Understanding the Tax Nexus for US Virtual Event Ticketing
The US has seen a lot of inter-state online sales in the recent few years. This has resulted in the formulation of the click-through nexus (wherein an in-state event company redirects virtual visitors to its event landing page), the affiliate nexus (if an event company has teamed up with another in-state company to promote & sell event tickets within that state, the taxation applies to the ticket-selling partner’s side) and the economic nexus (which states that business transactions are sole proof of a ‘taxable relationship’ if it involves large sums of money). 43 of 45 U.S. states have an active implementation of some type of ‘economic nexus’.
If you are an event organizer whose cash inflow from ticket sales is under a certain bracket then you’ll be exempted from taxation. But for a larger economic inflow, a minimum threshold has been suggested for states for the taxation. In many U.S. states the minimum amount liable for taxes is $100,000 - $250,000. States like Tennessee and Massachusetts put down the number to a whopping $500,000, where’s if its Oklahoma, Pennsylvania or Washington you’ll have to accept the lower limit as $10,000 only! Some events also apply the sales tax nexus based on the number of transactions undertaken.
As mentioned in the UK tax laws, again in the US, if an online event
is hosted in Wyoming but an attendee from New York purchases the ticket, when you calculate the sales tax, he or she will be charged the taxes by you keeping the New York city’s tax rates in mind. These tax rules are not universally applicable and also depend on the type of event category you are providing – if it’s a software, online training program or video streaming. It will also differ on the event categories like conferences, trade shows, business summits and more.
The U.S. government has declared the ‘Virtual Event Centre’ also known as the VEC to be subjected to taxes under the ‘software’ term. When companies pay the fees for using a SaaS company’s program, the sales tax applies to the provider. But if you have an in-house virtual event platform then there might be a decision to make if your audience attendees and exhibitors will have to pay to use your software. Plus, some event project management services can be accounted for as untaxable professional services, if they have been sold separately.
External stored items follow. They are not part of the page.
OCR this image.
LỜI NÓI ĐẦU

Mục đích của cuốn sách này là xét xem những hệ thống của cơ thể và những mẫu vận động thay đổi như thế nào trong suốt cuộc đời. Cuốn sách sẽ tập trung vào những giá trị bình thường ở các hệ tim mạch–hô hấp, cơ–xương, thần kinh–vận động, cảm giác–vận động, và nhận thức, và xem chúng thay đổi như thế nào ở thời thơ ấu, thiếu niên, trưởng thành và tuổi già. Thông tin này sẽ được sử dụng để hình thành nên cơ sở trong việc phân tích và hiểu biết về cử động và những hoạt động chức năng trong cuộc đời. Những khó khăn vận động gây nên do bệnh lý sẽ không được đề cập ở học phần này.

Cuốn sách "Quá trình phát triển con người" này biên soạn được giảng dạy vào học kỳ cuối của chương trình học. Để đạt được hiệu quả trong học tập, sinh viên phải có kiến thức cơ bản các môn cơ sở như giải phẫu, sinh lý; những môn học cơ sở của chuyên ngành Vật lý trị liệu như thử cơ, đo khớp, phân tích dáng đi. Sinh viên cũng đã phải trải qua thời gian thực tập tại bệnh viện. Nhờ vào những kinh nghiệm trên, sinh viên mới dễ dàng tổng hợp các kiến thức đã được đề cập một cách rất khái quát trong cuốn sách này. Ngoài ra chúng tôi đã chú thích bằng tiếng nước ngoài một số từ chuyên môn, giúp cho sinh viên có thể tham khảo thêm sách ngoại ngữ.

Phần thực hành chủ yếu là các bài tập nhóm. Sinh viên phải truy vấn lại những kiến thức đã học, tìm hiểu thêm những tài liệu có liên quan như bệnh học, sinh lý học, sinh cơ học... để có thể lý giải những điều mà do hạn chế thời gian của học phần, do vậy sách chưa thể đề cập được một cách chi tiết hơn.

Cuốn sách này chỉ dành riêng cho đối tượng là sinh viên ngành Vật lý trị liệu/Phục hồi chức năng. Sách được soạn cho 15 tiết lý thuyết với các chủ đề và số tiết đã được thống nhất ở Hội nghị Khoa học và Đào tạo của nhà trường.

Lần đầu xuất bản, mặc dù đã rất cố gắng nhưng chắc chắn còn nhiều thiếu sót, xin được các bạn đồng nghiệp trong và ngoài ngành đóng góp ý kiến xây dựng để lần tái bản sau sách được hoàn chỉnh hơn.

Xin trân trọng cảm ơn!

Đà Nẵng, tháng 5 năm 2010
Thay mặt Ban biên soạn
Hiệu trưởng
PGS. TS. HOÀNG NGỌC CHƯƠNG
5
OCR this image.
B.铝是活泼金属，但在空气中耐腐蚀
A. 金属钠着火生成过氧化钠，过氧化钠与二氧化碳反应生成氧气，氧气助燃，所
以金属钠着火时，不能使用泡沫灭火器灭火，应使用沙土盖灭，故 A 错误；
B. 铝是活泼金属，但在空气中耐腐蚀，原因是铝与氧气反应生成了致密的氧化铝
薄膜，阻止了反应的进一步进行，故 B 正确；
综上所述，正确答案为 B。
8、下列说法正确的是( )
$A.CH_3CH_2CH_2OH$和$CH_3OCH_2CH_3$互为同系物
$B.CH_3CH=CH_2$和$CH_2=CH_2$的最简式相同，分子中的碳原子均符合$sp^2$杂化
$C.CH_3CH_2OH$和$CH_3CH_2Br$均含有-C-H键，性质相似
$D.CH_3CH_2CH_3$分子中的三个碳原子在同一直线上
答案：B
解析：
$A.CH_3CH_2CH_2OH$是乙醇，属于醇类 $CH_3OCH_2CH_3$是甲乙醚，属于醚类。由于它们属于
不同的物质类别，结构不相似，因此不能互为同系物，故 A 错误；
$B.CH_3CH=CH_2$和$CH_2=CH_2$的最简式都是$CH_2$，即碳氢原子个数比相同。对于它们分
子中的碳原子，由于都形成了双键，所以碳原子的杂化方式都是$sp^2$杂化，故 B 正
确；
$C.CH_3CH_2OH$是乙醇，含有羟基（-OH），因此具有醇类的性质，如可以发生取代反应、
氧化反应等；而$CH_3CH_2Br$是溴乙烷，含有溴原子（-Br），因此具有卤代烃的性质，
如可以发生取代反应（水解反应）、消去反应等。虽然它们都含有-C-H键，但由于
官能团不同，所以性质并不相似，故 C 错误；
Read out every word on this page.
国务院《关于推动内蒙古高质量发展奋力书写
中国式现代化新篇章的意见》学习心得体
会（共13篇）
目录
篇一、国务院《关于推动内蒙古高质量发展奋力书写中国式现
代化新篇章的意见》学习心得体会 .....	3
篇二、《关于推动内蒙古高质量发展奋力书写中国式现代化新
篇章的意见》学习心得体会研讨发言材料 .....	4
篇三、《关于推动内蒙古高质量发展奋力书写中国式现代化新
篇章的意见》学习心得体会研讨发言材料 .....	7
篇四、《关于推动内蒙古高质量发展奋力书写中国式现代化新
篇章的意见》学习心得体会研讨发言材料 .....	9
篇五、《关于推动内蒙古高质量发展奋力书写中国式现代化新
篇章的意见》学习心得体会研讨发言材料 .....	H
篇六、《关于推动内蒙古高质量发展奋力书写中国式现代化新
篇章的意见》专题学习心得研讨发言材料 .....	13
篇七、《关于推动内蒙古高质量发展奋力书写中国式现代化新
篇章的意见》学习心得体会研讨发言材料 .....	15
Under the Streamlined Sales and Use Tax Agreement (SSUTA), the online event training is not-taxable if any one of the parameters applies – it’s a real-time live seminar, real-time participant and speaker interactions are present and participant evaluation is by a human being over a software tool. If automation, pre-recorded content or downloadable content are present, then the specific feature will have a specific tax charge added on the event ticket price.
To be exempt from the online event-related U.S. ‘remote seller tax’ thus – your yearly revenue from individual states should be less than $100,000, your event should have no downloadable content, your event should be streamed live with real-time audience connect and you should be the one paying to a third-party vendor for the event software.